In Baden-Württemberg werden Verkehrsunfälle mit Todesfolge von der sog. Unfallkommission geprüft und begutachtet.
Hierbei geht es darum, die Unfallsituation zu beurteilen und unfallbegünstigende Defizite im Verkehrsraum zu erkennen. Abgeprüft wird hier z. B., ob alle erforderlichen Verkehrszeichen oder Fahrbahnmarkierungen ordnungsgemäß und sichtbar angebracht waren, ebenso der Fahrbahnzustand, die Sichtverhältnisse und Veränderungen der Verkehrsführung. Auch das grundsätzliche Verhalten der Verkehrsteilnehmenden an der Unfallstelle wird beobachtet.

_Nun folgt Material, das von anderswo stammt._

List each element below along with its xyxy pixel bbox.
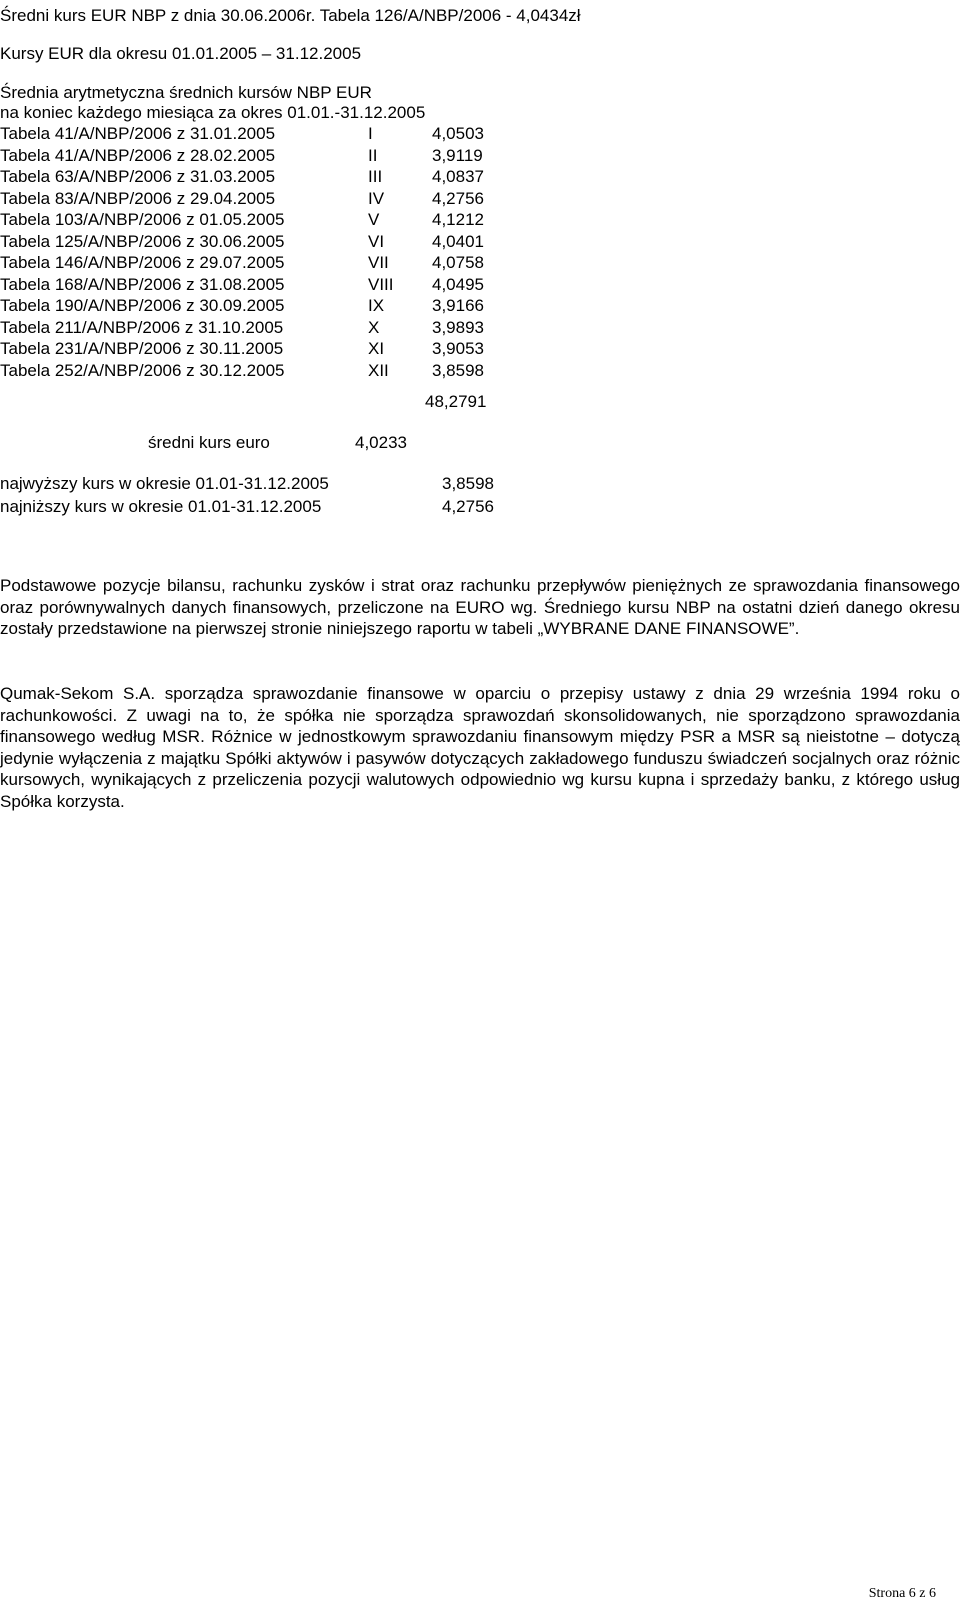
rate-month: III xyxy=(368,167,383,186)
average-title-line2: na koniec każdego miesiąca za okres 01.01.-31.12.2005 xyxy=(0,103,426,122)
rate-table-ref: Tabela 41/A/NBP/2006 z 31.01.2005 xyxy=(0,124,276,143)
rate-month: VIII xyxy=(368,274,394,294)
rate-table-ref: Tabela 83/A/NBP/2006 z 29.04.2005 xyxy=(0,188,276,208)
rate-value: 3,9053 xyxy=(432,339,484,358)
rate-month: V xyxy=(368,210,380,229)
rate-value: 4,0758 xyxy=(432,253,484,272)
table-row xyxy=(0,275,960,297)
table-row xyxy=(0,361,960,383)
rate-table-ref: Tabela 211/A/NBP/2006 z 31.10.2005 xyxy=(0,317,284,337)
rate-value: 4,0401 xyxy=(432,231,484,251)
rate-value: 4,1212 xyxy=(432,210,484,229)
rate-value: 4,0837 xyxy=(432,167,484,186)
rate-month: IV xyxy=(368,188,385,208)
rate-month: IX xyxy=(368,296,385,315)
paragraph-conversion-note: Podstawowe pozycje bilansu, rachunku zysków i strat oraz rachunku przepływów pieniężnych ze sprawozdania finansowego oraz porównywalnych danych finansowych, przeliczone na EURO wg. Średniego kursu NBP na ostatni dzień danego okresu zostały przedstawione na pierwszej stronie niniejszego raportu w tabeli „WYBRANE DANE FINANSOWE”. xyxy=(0,576,960,639)
rate-table-ref: Tabela 125/A/NBP/2006 z 30.06.2005 xyxy=(0,231,285,251)
table-row xyxy=(0,318,960,340)
table-row xyxy=(0,146,960,168)
average-value: 4,0233 xyxy=(355,433,407,452)
rate-table-ref: Tabela 103/A/NBP/2006 z 01.05.2005 xyxy=(0,210,285,229)
rate-value: 4,2756 xyxy=(432,188,484,208)
table-row xyxy=(0,253,960,275)
average-label: średni kurs euro xyxy=(148,433,270,452)
rate-value: 4,0503 xyxy=(432,124,484,143)
table-row xyxy=(0,124,960,146)
rate-table-ref: Tabela 252/A/NBP/2006 z 30.12.2005 xyxy=(0,360,285,380)
rate-value: 4,0495 xyxy=(432,274,484,294)
table-row xyxy=(0,167,960,189)
rate-value: 3,8598 xyxy=(432,360,484,380)
rate-month: I xyxy=(368,124,373,143)
rate-table-ref: Tabela 63/A/NBP/2006 z 31.03.2005 xyxy=(0,167,276,186)
paragraph-accounting-note: Qumak-Sekom S.A. sporządza sprawozdanie finansowe w oparciu o przepisy ustawy z dnia 29 września 1994 roku o rachunkowości. Z uwagi na to, że spółka nie sporządza sprawozdań skonsolidowanych, nie sporządzono sprawozdania finansowego według MSR. Różnice w jednostkowym sprawozdaniu finansowym między PSR a MSR są nieistotne – dotyczą jedynie wyłączenia z majątku Spółki aktywów i pasywów dotyczących zakładowego funduszu świadczeń socjalnych oraz różnic kursowych, wynikających z przeliczenia pozycji walutowych odpowiednio wg kursu kupna i sprzedaży banku, z którego usług Spółka korzysta. xyxy=(0,684,960,811)
rate-table-ref: Tabela 190/A/NBP/2006 z 30.09.2005 xyxy=(0,296,285,315)
rate-table-ref: Tabela 168/A/NBP/2006 z 31.08.2005 xyxy=(0,274,285,294)
period-header: Kursy EUR dla okresu 01.01.2005 – 31.12.2005 xyxy=(0,44,362,63)
page-number: Strona 6 z 6 xyxy=(868,1586,936,1601)
monthly-rates-table xyxy=(0,124,960,382)
rate-month: X xyxy=(368,317,380,337)
rate-table-ref: Tabela 146/A/NBP/2006 z 29.07.2005 xyxy=(0,253,285,272)
table-row xyxy=(0,232,960,254)
max-rate-label: najwyższy kurs w okresie 01.01-31.12.2005 xyxy=(0,474,329,493)
min-rate-label: najniższy kurs w okresie 01.01-31.12.2005 xyxy=(0,497,322,516)
average-title-line1: Średnia arytmetyczna średnich kursów NBP EUR xyxy=(0,83,372,102)
rate-month: XII xyxy=(368,360,389,380)
table-row xyxy=(0,296,960,318)
rate-month: VII xyxy=(368,253,389,272)
rate-value: 3,9119 xyxy=(432,145,483,165)
rate-table-ref: Tabela 41/A/NBP/2006 z 28.02.2005 xyxy=(0,145,276,165)
table-row xyxy=(0,339,960,361)
rate-table-ref: Tabela 231/A/NBP/2006 z 30.11.2005 xyxy=(0,339,284,358)
max-rate-value: 3,8598 xyxy=(442,474,494,493)
rate-value: 3,9166 xyxy=(432,296,484,315)
nbp-rate-header: Średni kurs EUR NBP z dnia 30.06.2006r. Tabela 126/A/NBP/2006 - 4,0434zł xyxy=(0,6,581,25)
rate-month: II xyxy=(368,145,378,165)
table-row xyxy=(0,210,960,232)
min-rate-value: 4,2756 xyxy=(442,497,494,516)
rate-value: 3,9893 xyxy=(432,317,484,337)
rate-month: VI xyxy=(368,231,385,251)
rate-month: XI xyxy=(368,339,385,358)
rates-sum: 48,2791 xyxy=(425,392,487,411)
table-row xyxy=(0,189,960,211)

Auf Grund des o. g. Verkehrsunfalls am 29.11.2025 traf sich die Unfallkommission, bestehend aus Vertretern des Landratsamt Heilbronn (Straßenmeisterei) als Straßenbaulastträger, des Polizeipräsidiums Heilbronn (Sachbereich Verkehr) und der Straßenverkehrsbehörde Bad Rappenau am 14.01.2026 vor Ort, um die o. g. Punkte nach vorgegebenen Kriterien abzuprüfen.
Nachdem der betroffene Streckenabschnitt und das Verkehrsgeschehen von allen Beteiligten in Augenschein genommen wurden, kam man übereinstimmend zu dem Ergebnis, dass an der genannten Örtlichkeit keine offensichtlichen oder unfallbegünstigenden Mängel vorliegen und damit keine weiteren Maßnahmen getroffen werden müssen.